In Mexico and in China! The two countries in the world where labor power, speaking historically, has had the least possible value, where the fruitfulness of the soil and the rich climatic conditions have made it easy for the people to gain their livelihood and were slaves, as a result, ere so cheap that a well-to-do member of the leisure class could own thousands of them and could have hundreds of them working at fanciful occupations. Mexico and China, two countries which in their times have seen the most powerful leisure class and the most abject slave classes of any parts of this world, in these two countries some of the monkey business which the rich undertook in order to kill time and to keep their slaves occupied consisted in breeding miniature dogs.
For any society to go in for miniature dog breeding just for the fun of it, labor power must be dirt cheap. We do not know what these dogs were worth in the days of the prime of the leisure classes in Mexico, and in China, but we do know that the slaves who did the useful work those days were worth next to nothing.

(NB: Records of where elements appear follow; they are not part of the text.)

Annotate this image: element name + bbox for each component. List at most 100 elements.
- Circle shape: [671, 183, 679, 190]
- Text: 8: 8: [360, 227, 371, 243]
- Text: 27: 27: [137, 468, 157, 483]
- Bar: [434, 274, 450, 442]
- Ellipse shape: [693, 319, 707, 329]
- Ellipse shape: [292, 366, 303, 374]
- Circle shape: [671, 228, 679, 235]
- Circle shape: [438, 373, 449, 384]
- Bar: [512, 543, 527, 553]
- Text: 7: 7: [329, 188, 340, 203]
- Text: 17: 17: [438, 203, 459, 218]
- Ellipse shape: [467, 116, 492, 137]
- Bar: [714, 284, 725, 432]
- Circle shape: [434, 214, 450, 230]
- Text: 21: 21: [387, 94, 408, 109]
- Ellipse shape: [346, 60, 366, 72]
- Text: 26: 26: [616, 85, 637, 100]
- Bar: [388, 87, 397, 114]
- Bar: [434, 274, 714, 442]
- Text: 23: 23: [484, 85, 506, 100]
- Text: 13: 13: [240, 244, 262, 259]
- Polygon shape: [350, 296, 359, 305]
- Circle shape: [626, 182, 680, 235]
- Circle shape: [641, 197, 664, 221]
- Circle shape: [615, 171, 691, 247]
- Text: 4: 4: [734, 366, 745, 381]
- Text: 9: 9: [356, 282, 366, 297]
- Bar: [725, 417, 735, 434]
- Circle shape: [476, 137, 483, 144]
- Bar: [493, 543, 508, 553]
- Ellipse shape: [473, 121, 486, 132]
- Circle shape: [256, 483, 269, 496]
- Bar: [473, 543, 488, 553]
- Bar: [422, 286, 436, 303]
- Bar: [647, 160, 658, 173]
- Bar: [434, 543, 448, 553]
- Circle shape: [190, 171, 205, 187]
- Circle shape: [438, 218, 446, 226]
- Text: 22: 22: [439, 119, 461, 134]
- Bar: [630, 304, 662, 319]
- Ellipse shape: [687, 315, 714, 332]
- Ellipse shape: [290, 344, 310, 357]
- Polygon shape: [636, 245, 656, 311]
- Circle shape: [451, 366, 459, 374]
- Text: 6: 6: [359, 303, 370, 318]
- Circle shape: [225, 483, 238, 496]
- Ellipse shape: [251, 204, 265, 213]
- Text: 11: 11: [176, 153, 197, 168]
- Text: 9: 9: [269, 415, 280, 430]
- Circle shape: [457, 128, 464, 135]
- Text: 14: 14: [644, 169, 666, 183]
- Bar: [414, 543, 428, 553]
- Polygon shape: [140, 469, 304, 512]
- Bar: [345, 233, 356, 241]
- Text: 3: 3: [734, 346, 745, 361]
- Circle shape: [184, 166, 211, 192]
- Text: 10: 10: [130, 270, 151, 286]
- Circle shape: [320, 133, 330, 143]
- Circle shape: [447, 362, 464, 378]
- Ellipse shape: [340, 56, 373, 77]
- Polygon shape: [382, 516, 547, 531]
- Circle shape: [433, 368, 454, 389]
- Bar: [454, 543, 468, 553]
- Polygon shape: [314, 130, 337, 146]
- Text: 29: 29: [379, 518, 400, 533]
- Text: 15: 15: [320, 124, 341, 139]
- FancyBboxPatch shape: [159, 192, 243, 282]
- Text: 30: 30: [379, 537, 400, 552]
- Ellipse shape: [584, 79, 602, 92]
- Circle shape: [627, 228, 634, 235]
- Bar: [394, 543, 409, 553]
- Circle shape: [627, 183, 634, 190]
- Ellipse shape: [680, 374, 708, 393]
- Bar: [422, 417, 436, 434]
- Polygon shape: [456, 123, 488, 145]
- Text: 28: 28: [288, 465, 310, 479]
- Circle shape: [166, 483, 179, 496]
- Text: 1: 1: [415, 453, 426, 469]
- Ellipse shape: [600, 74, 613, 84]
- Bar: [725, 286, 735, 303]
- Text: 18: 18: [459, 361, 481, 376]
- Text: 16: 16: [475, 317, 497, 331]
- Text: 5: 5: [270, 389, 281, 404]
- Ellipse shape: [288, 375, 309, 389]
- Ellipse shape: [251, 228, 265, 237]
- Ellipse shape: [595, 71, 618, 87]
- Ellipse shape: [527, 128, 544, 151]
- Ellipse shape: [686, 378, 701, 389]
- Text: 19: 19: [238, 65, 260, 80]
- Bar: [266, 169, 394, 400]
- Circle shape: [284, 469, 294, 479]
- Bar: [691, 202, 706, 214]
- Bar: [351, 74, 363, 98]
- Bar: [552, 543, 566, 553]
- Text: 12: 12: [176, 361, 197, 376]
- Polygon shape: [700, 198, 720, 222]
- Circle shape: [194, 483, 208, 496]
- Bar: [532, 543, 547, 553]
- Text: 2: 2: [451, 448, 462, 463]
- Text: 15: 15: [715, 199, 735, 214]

We also know that a miniature dog, bred for the entertainment of the leisure class of Canada can fetch a price of two thousand dollars. One dog worth more than a year’s wage for the average worker. Wage slaves evidently must be cheap and the supply plentiful.
The Trouble With Ireland
This evening Jack Jones delivered a characteristically witty and sensible speech.
“The trouble with Ireland,” he said,” is its place on the map. If it could be transplanted to the other end of Europe it would be entitled to self-determination, no doubt.

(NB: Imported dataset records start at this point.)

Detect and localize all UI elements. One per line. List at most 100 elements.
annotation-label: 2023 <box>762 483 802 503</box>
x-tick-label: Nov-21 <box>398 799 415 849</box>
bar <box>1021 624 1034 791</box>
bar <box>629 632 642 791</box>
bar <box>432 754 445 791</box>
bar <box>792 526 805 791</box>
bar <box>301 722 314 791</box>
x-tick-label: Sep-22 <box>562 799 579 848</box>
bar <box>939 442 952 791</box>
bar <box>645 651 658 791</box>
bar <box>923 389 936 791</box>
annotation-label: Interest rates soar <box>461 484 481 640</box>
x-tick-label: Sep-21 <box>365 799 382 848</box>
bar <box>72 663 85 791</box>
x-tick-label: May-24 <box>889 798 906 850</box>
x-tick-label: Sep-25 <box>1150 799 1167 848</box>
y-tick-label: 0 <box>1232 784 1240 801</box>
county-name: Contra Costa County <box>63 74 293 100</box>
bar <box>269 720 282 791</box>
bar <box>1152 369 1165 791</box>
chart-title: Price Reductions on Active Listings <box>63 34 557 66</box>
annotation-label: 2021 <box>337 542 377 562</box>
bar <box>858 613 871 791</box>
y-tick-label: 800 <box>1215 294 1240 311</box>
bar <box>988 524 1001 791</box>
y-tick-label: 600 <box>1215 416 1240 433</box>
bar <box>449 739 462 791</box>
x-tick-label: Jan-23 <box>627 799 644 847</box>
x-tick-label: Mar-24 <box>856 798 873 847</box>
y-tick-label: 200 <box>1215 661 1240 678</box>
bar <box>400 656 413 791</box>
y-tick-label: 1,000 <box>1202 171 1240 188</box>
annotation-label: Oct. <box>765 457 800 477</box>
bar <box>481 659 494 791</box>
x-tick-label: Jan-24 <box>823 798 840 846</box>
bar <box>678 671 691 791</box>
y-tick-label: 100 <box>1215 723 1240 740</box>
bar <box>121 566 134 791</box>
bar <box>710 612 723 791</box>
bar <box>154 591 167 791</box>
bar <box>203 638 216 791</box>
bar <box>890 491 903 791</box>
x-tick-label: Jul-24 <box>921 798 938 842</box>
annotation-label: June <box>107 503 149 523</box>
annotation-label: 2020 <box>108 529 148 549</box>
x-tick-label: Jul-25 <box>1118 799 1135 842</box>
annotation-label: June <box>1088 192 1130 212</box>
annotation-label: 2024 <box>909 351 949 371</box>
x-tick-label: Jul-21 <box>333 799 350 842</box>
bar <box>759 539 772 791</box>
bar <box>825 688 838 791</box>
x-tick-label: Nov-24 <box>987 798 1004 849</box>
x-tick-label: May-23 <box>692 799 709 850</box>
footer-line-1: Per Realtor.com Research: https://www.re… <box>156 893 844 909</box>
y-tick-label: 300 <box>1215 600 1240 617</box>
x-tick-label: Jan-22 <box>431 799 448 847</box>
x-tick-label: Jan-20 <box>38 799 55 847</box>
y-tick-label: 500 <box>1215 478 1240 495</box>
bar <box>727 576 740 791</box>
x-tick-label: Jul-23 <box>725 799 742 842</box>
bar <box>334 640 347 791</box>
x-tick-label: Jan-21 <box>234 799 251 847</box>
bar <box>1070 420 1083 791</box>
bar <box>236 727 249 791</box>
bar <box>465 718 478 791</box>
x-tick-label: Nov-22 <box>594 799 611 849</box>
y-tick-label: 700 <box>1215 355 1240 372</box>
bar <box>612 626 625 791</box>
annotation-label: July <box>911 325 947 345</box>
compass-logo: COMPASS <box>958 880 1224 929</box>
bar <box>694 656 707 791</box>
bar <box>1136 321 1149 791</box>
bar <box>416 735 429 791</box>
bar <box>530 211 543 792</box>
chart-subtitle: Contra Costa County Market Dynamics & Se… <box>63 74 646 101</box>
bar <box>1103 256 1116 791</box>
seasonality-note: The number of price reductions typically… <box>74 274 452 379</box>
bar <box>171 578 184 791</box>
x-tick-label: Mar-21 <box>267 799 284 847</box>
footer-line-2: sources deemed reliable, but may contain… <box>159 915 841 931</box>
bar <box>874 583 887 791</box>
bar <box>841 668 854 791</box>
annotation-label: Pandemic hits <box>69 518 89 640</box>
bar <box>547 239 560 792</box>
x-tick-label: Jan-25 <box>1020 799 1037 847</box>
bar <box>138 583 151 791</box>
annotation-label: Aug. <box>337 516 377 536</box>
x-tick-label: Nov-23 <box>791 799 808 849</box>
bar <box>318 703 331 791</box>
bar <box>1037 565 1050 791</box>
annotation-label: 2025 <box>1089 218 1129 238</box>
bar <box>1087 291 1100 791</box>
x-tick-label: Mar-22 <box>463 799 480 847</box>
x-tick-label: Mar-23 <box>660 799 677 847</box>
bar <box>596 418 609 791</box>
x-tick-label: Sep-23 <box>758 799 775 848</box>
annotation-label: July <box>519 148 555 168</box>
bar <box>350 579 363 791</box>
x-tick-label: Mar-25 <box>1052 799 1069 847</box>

“If Ireland is anarchistic it is because it has an anarchist Government. It is ruled not by the dictatorship of the proletariat, but by the dictatorship of alien capitalists. Are not the Irish entitled to the recognition of nationality as well as Serbians and Czecho-Slovakians?”
Jones warned the Government that its Irish policy is not merely making Sinn Feiners and revolutionists in Ireland. It is making them in this country too.
Who Should Be Hung
Remarkable statements concerning an anti-nationalisation book issued to members of Parliament and circulated free in thousands throughout the country were made by Mr. John Robertson, M.P., in a discussion on nationalization at the Scottish miners’ conference.
This book, he said, was part of the opposition propaganda, and in it the author asserted that the nationalizers were rebels who were treated too kindly by the Government. The writer advocated that rebel nationalizers should be hung.
Mr. Robertson wondered what would have happened if Frank Hodges had advocated in his book that coal owners should be hung. Probably Hodges would now have been in prison.
It was a dangerous policy for the coal owners to countenance, because if nationalization was to be settled by hanging, there would be ample lampposts, and to spare, on which to string up the coal owners, while there would not be enough on which to hang the nationalizers.
The miners’ policy was not to hang their opponents- but was to drive them from economic and political power.
War to the Knife
A new defensive attitude on the part of the employing interests was given the frankest expression during the jubilee convention just closed of the National Manufacturers’ Association, held in the Waldorf Astoria. One thousand of the country’s important manufacturers adopted a platform openly declaring war on the union shop, on collective bargaining, on labor’s participation in politics, on strikes, on immigration of any but docile Europeans, and on the payment of war bonuses. There appeared none of the benevolent phrases of former years, urging closer co-operation between the employer and his men; no suggestions as to “welfare work” and the “human touch,” and no appeal to the patriotism of the workers. The platform was very frank. It will be submitted to the Republican and Democratic conventions for incorporation in their national platforms.